Background: Calf implants are largely done for aesthetic augmentation of small sized lower legs regardless of gender. In less commonly performed cases the motivation for calf implants is reconstructive in nature. One such congenital reason is clubfoot, one of the most common birth defects. It is seen clinically as a foot or feet that are turned inward which is caused by a shortened achilles tendon. While early treatment can be effective at straightening the foot position there are some lingering long term effects such as calf muscle underdevelopment and a thinner leg from the knee to the ankle.

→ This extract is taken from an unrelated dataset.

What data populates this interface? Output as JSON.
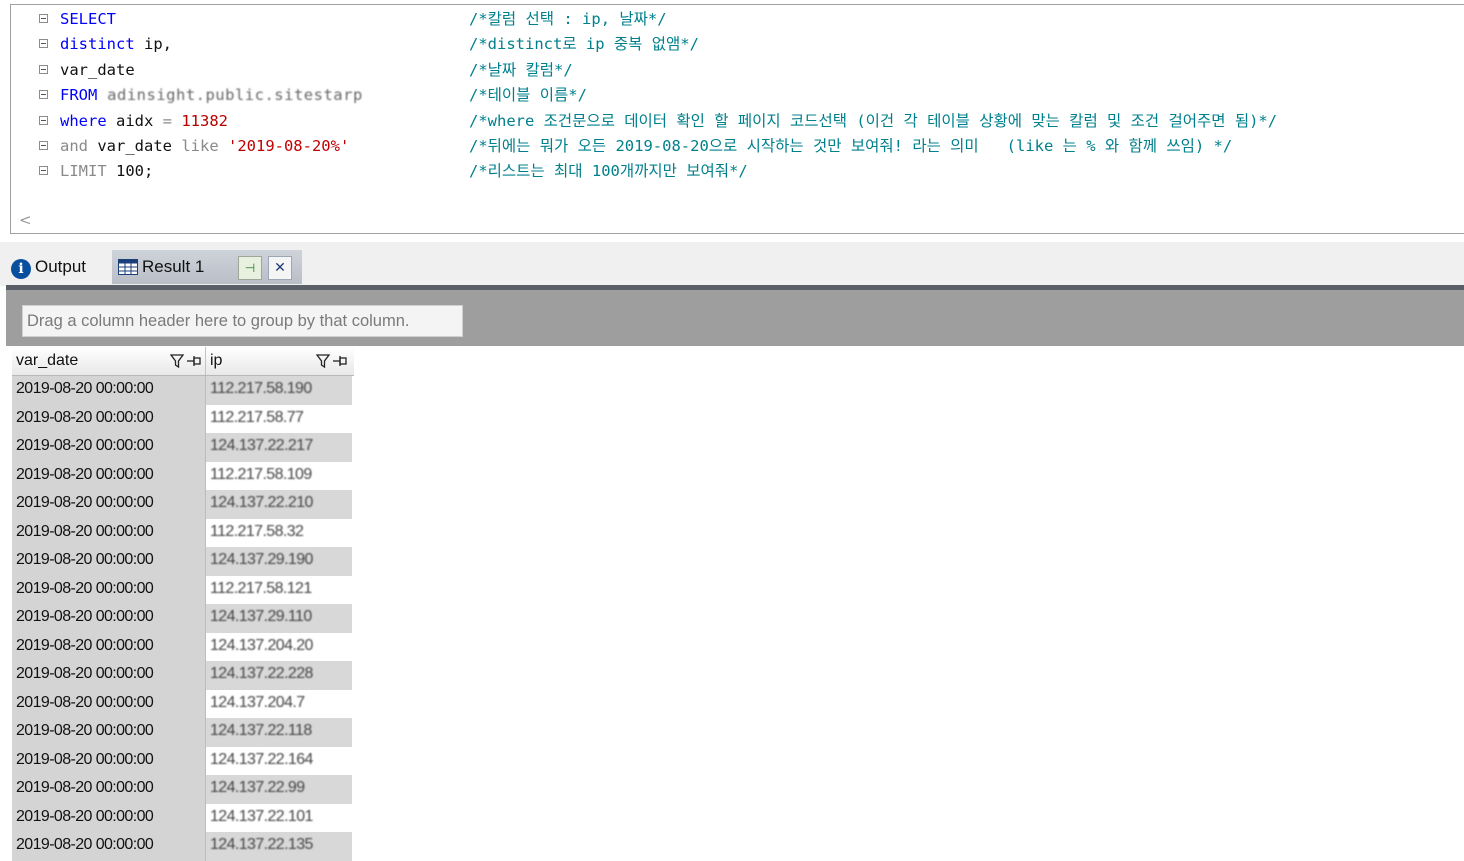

The clubfoot calf deformity comes in a wide variety of expressions reflective of how small the calf muscles are and how tight the overlying skin envelope is. When considering calf implants in such a patient this is a very different than the typical aesthetic patient. When significant under development of the gastrocnemius and soleus muscles exists there often is not much room to put an implant in the typical subfascial location on top of the muscle. In some severely affected patients the muscle is so small that there is no merit at all to even do so. The limiting effect of the small muscle with tight fascia is compounded by the often tighter enveloping skin around the lower leg in general.
Because of the soft tissue limitations in the more severely affected club foot patient the consideration of a subcutaneous placed calf implant is a more effective option with a lower risk of potential complications. It is going to be far more successful to stretch out the overlying tight skin than it is that of the fascia of the underdeveloped calf muscles. While this does increase the risk of postoperative fluid collections and even implant show a small subfascial implant which has very limited augmentation effect or potential compression of the underlying arterial flow to the foot are worthy trade-offs.
The other consideration of calf implants in the clubfoot patient is the asymmetry whether one or both legs are affected and whether any of the standard calf implant options available would fit the dimensions of the augmentation needed. Therefore in some patients the use of a custom calf implant design may be indicated.
Case Study: This young male was born with and underwent an early surgical correction. As an adult he had significant calf muscle and lower leg under development with the right leg being the most severely affected. This resulted in some very visible asymmetry between the two legs. The right leg was very thin and tight with very little calf muscle. The left leg was better but was still significantly under developed. He had no range of motion of either ankle. Because of the asymmetry between the two lower legs custom calf implants were designed based on external measurements of Length and widths. The amount the the projection of the implants was estimated based on trying not to have too much implant volume given that the overlying skin was very tight. The surgical plan was also to place the implants in a subcutaneous location.
Under general anesthesia and in the prone position medial small skin incisions were made in the popliteal skin increase. Subcutaneous dissection was then done to create the pockets based on the external in implant markings.The custom calf implants were prepared for placement by initially cutting 6 mm perfusion holes through the implant with a dermal punch. This was done to allow for tissue ingrowth as well as to potentially decrease the risk of postoperative fluid collections.
In the larger right calf implants its upper portion was a bit too full and this was then manually reduced but the footprint remain the same. The implant was then inserted with the orientation is far anterior as possible over the tibia for maximum visible aesthetic effect.
On the opposite left leg the much smaller calf implant was similarly prepared and inserted.
No drains were used in the popliteal incisions were then closed into layers with resorbable sutures. The immediate intraoperative effect of the implants as seen in the prone position was a visible improvement but some asymmetry persisted due to the smaller right lower leg which could not be made symmetric to the left even with a custom implant that had four times the volume is that of the left.
Key Points:
1) The clubfoot patient poses challenges for calf augmentation with muscle underdevelopment and a tighter skin sleeve.
2) Subcutaneous implant placement in the clubfoot patient allows for a larger implant size than a subfascial location.
3) Custom designed calf implants offer the ability to address different sized lower legs due to the congenital clubfoot and prior surgical effects.